An entire winter of denominations & zeroes snows down from the sky, hundreds of thousands, millions, but every flake melts in your hand. Money dissolves while you're sleeping, it flies away while you are changing your shoes. Life becomes mathematics--a mad whirl of figures & numbers, a vortex that snatches the last of your possessions into its black, insatiable vacuum.

She sits all through the night, frozen with fury. Nothing in the hotel reaches her through the upholstered doors; she doesn't her the untroubled breathing of sleepers, the moans of lovers, the groans of the sick, the restless pacing of the sleepless, doesn't hear the through the closed glass door, the morning breeze already blowing outside; she's aware only that she's alone in the room, the building, all of creation.In the early morning, Christine flees in the threadbare togs she came in, almost unrecognized by the few early risers, returning to her previous, anonymous shell of identity. In time, in the streets of Vienna she meets a former soldier named Ferdinand, who is also bereft of hope, someone "who is not a Boshevik, a Communist, Socialist, Fascist or a capitalist", considering his work his only refuge, except that the work has disappeared & he has been rendered redundant. Seemingly, Ferdinand who once had ideas & a long-thwarted vision for himself, now is seen as merely among the dregs of an empire in decline.

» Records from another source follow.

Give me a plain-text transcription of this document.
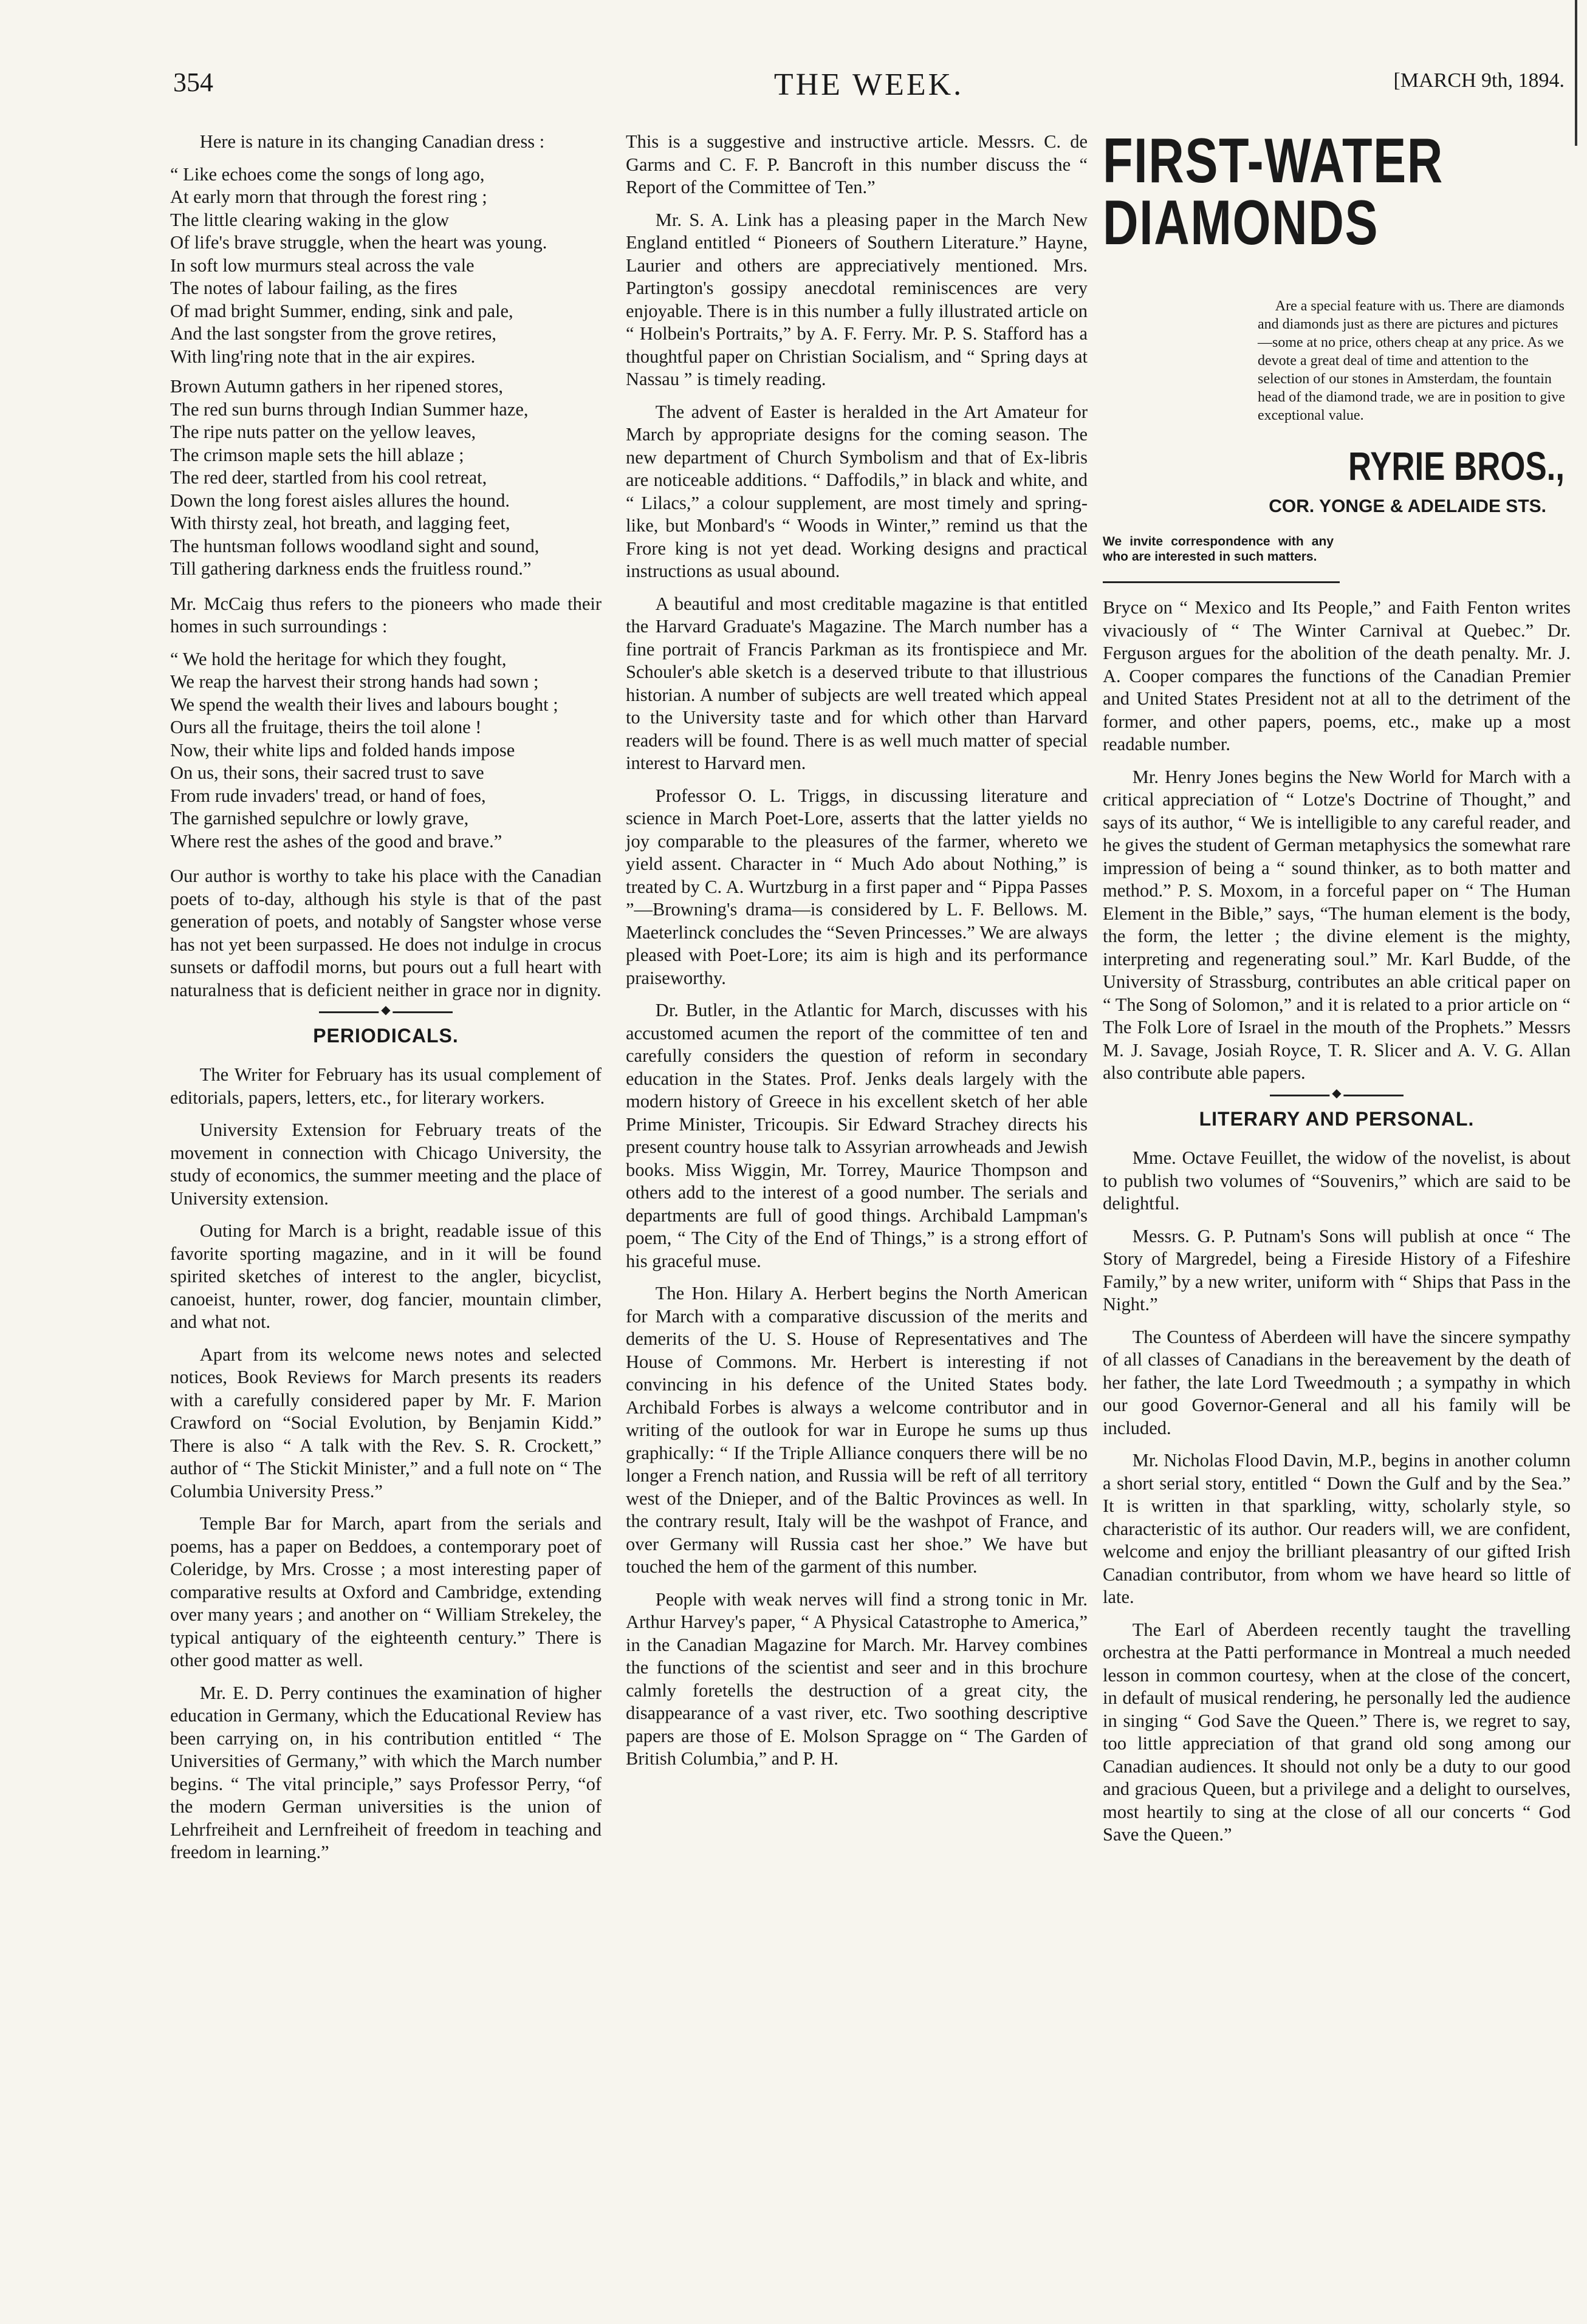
354	THE WEEK.	[MARCH 9th, 1894.

Here is nature in its changing Canadian dress :

“ Like echoes come the songs of long ago,

At early morn that through the forest ring ;

The little clearing waking in the glow

Of life's brave struggle, when the heart was young.

In soft low murmurs steal across the vale

The notes of labour failing, as the fires

Of mad bright Summer, ending, sink and pale,

And the last songster from the grove retires,

With ling'ring note that in the air expires.

Brown Autumn gathers in her ripened stores,

The red sun burns through Indian Summer haze,

The ripe nuts patter on the yellow leaves,

The crimson maple sets the hill ablaze ;

The red deer, startled from his cool retreat,

Down the long forest aisles allures the hound.

With thirsty zeal, hot breath, and lagging feet,

The huntsman follows woodland sight and sound,

Till gathering darkness ends the fruitless round.”

Mr. McCaig thus refers to the pioneers who made their homes in such surroundings :

“ We hold the heritage for which they fought,

We reap the harvest their strong hands had sown ;

We spend the wealth their lives and labours bought ;

Ours all the fruitage, theirs the toil alone !

Now, their white lips and folded hands impose

On us, their sons, their sacred trust to save

From rude invaders' tread, or hand of foes,

The garnished sepulchre or lowly grave,

Where rest the ashes of the good and brave.”

Our author is worthy to take his place with the Canadian poets of to-day, although his style is that of the past generation of poets, and notably of Sangster whose verse has not yet been surpassed. He does not indulge in crocus sunsets or daffodil morns, but pours out a full heart with naturalness that is deficient neither in grace nor in dignity.

◆
PERIODICALS.

The Writer for February has its usual complement of editorials, papers, letters, etc., for literary workers.

University Extension for February treats of the movement in connection with Chicago University, the study of economics, the summer meeting and the place of University extension.

Outing for March is a bright, readable issue of this favorite sporting magazine, and in it will be found spirited sketches of interest to the angler, bicyclist, canoeist, hunter, rower, dog fancier, mountain climber, and what not.

Apart from its welcome news notes and selected notices, Book Reviews for March presents its readers with a carefully considered paper by Mr. F. Marion Crawford on “Social Evolution, by Benjamin Kidd.” There is also “ A talk with the Rev. S. R. Crockett,” author of “ The Stickit Minister,” and a full note on “ The Columbia University Press.”

Temple Bar for March, apart from the serials and poems, has a paper on Beddoes, a contemporary poet of Coleridge, by Mrs. Crosse ; a most interesting paper of comparative results at Oxford and Cambridge, extending over many years ; and another on “ William Strekeley, the typical antiquary of the eighteenth century.” There is other good matter as well.

Mr. E. D. Perry continues the examination of higher education in Germany, which the Educational Review has been carrying on, in his contribution entitled “ The Universities of Germany,” with which the March number begins. “ The vital principle,” says Professor Perry, “of the modern German universities is the union of Lehrfreiheit and Lernfreiheit of freedom in teaching and freedom in learning.”

This is a suggestive and instructive article. Messrs. C. de Garms and C. F. P. Bancroft in this number discuss the “ Report of the Committee of Ten.”

Mr. S. A. Link has a pleasing paper in the March New England entitled “ Pioneers of Southern Literature.” Hayne, Laurier and others are appreciatively mentioned. Mrs. Partington's gossipy anecdotal reminiscences are very enjoyable. There is in this number a fully illustrated article on “ Holbein's Portraits,” by A. F. Ferry. Mr. P. S. Stafford has a thoughtful paper on Christian Socialism, and “ Spring days at Nassau ” is timely reading.

The advent of Easter is heralded in the Art Amateur for March by appropriate designs for the coming season. The new department of Church Symbolism and that of Ex-libris are noticeable additions. “ Daffodils,” in black and white, and “ Lilacs,” a colour supplement, are most timely and spring-like, but Monbard's “ Woods in Winter,” remind us that the Frore king is not yet dead. Working designs and practical instructions as usual abound.

A beautiful and most creditable magazine is that entitled the Harvard Graduate's Magazine. The March number has a fine portrait of Francis Parkman as its frontispiece and Mr. Schouler's able sketch is a deserved tribute to that illustrious historian. A number of subjects are well treated which appeal to the University taste and for which other than Harvard readers will be found. There is as well much matter of special interest to Harvard men.

Professor O. L. Triggs, in discussing literature and science in March Poet-Lore, asserts that the latter yields no joy comparable to the pleasures of the farmer, whereto we yield assent. Character in “ Much Ado about Nothing,” is treated by C. A. Wurtzburg in a first paper and “ Pippa Passes ”—Browning's drama—is considered by L. F. Bellows. M. Maeterlinck concludes the “Seven Princesses.” We are always pleased with Poet-Lore; its aim is high and its performance praiseworthy.

Dr. Butler, in the Atlantic for March, discusses with his accustomed acumen the report of the committee of ten and carefully considers the question of reform in secondary education in the States. Prof. Jenks deals largely with the modern history of Greece in his excellent sketch of her able Prime Minister, Tricoupis. Sir Edward Strachey directs his present country house talk to Assyrian arrowheads and Jewish books. Miss Wiggin, Mr. Torrey, Maurice Thompson and others add to the interest of a good number. The serials and departments are full of good things. Archibald Lampman's poem, “ The City of the End of Things,” is a strong effort of his graceful muse.

The Hon. Hilary A. Herbert begins the North American for March with a comparative discussion of the merits and demerits of the U. S. House of Representatives and The House of Commons. Mr. Herbert is interesting if not convincing in his defence of the United States body. Archibald Forbes is always a welcome contributor and in writing of the outlook for war in Europe he sums up thus graphically: “ If the Triple Alliance conquers there will be no longer a French nation, and Russia will be reft of all territory west of the Dnieper, and of the Baltic Provinces as well. In the contrary result, Italy will be the washpot of France, and over Germany will Russia cast her shoe.” We have but touched the hem of the garment of this number.

People with weak nerves will find a strong tonic in Mr. Arthur Harvey's paper, “ A Physical Catastrophe to America,” in the Canadian Magazine for March. Mr. Harvey combines the functions of the scientist and seer and in this brochure calmly foretells the destruction of a great city, the disappearance of a vast river, etc. Two soothing descriptive papers are those of E. Molson Spragge on “ The Garden of British Columbia,” and P. H.

FIRST-WATER
DIAMONDS

Are a special feature with us. There are diamonds and diamonds just as there are pictures and pictures—some at no price, others cheap at any price. As we devote a great deal of time and attention to the selection of our stones in Amsterdam, the fountain head of the diamond trade, we are in position to give exceptional value.

RYRIE BROS.,
COR. YONGE & ADELAIDE STS.
We invite correspondence with any who are interested in such matters.

Bryce on “ Mexico and Its People,” and Faith Fenton writes vivaciously of “ The Winter Carnival at Quebec.” Dr. Ferguson argues for the abolition of the death penalty. Mr. J. A. Cooper compares the functions of the Canadian Premier and United States President not at all to the detriment of the former, and other papers, poems, etc., make up a most readable number.

Mr. Henry Jones begins the New World for March with a critical appreciation of “ Lotze's Doctrine of Thought,” and says of its author, “ We is intelligible to any careful reader, and he gives the student of German metaphysics the somewhat rare impression of being a “ sound thinker, as to both matter and method.” P. S. Moxom, in a forceful paper on “ The Human Element in the Bible,” says, “The human element is the body, the form, the letter ; the divine element is the mighty, interpreting and regenerating soul.” Mr. Karl Budde, of the University of Strassburg, contributes an able critical paper on “ The Song of Solomon,” and it is related to a prior article on “ The Folk Lore of Israel in the mouth of the Prophets.” Messrs M. J. Savage, Josiah Royce, T. R. Slicer and A. V. G. Allan also contribute able papers.

◆
LITERARY AND PERSONAL.

Mme. Octave Feuillet, the widow of the novelist, is about to publish two volumes of “Souvenirs,” which are said to be delightful.

Messrs. G. P. Putnam's Sons will publish at once “ The Story of Margredel, being a Fireside History of a Fifeshire Family,” by a new writer, uniform with “ Ships that Pass in the Night.”

The Countess of Aberdeen will have the sincere sympathy of all classes of Canadians in the bereavement by the death of her father, the late Lord Tweedmouth ; a sympathy in which our good Governor-General and all his family will be included.

Mr. Nicholas Flood Davin, M.P., begins in another column a short serial story, entitled “ Down the Gulf and by the Sea.” It is written in that sparkling, witty, scholarly style, so characteristic of its author. Our readers will, we are confident, welcome and enjoy the brilliant pleasantry of our gifted Irish Canadian contributor, from whom we have heard so little of late.

The Earl of Aberdeen recently taught the travelling orchestra at the Patti performance in Montreal a much needed lesson in common courtesy, when at the close of the concert, in default of musical rendering, he personally led the audience in singing “ God Save the Queen.” There is, we regret to say, too little appreciation of that grand old song among our Canadian audiences. It should not only be a duty to our good and gracious Queen, but a privilege and a delight to ourselves, most heartily to sing at the close of all our concerts “ God Save the Queen.”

I'm 30 years old & 11 of those years have been wasted. I'm 30 & still don't know who I am. I still don't know what it's all for. I've seen nothing but blood, sweat & filth. I've done nothing but wait & wait some more. I can't take it any longer, being at the bottom & on the outside. It makes me livid & it's driving me crazy. Time's running out while I do odd jobs for other people, while I am just as good as the architect who's telling me what to do. I know as much as the guys at the top. I breathe the same air & the same blood runs through my veins. I just showed up too late. I fell off the train & can't catch up no matter how fast I run.The pair of lonely, disenfranchised but well-meaning souls bond but not in anything resembling a loving relationship; rather, they are more like two shipwrecked figures, clinging to to each other as kindred spirits, without much hope of ever finding a safe haven, a welcoming refuge. In fact, "when they thought of each other, it wasn't with feelings of passion or love but with something like pity--not the way you think of a lovers but rather of a friend in trouble."